The church building was searched and thousands of dollars worth of property seized during the raid, which the association said targeted a religious education seminar being held there.

After being held overnight, 49 Chinese citizens and two other South Korean pastors were released, association founder Bob Fu said. He added that he understood the South Koreans had been expelled from China, but South Korea’s Foreign Ministry said it had no information to release on the matter.

Fu said Jin and his Chinese wife, Li Sha, had likely been charged with the minor crime of illegal assembly.

South Korean church groups have long maintained close ties with Chinese believers, often operating clandestinely because of Chinese laws against proselytizing. The practice has become so common that South Korean citizens traveling to China have reported having been asked to sign pledges not to engage in missionary or other proscribed religious activity, Fu said.

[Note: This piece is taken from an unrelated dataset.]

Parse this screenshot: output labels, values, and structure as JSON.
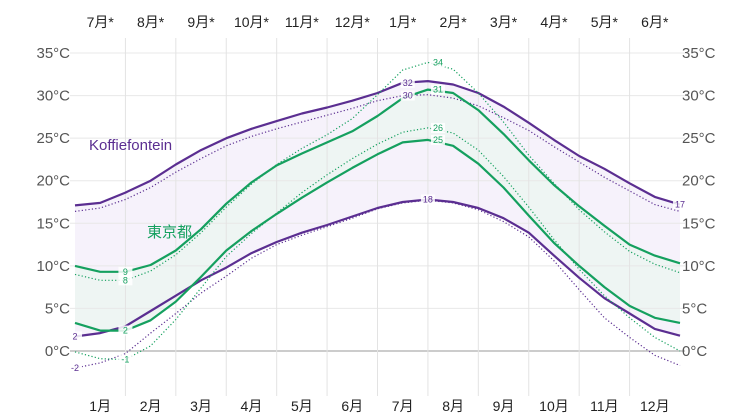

Earlier in the day, an official with the Weishi county religious affairs bureau confirmed the detentions but gave no details. Like many Chinese officials, he gave only his surname, Sun. Later calls to the bureau to confirm the releases rang unanswered.

China requires all religious groups to register and accept Communist Party oversight, although millions of believers continue to worship in unregistered congregations that typically have a strongly evangelistic character.

Crackdowns on unregistered groups appear to be increasing as intolerance of any form of dissent grows, although accurate figures are difficult to come by, Fu said. Many congregations whose activities had previously been tolerated are now coming under pressure to disband and have their members attend churches run by the official Three-Self Patriotic Movement and China Christian Council.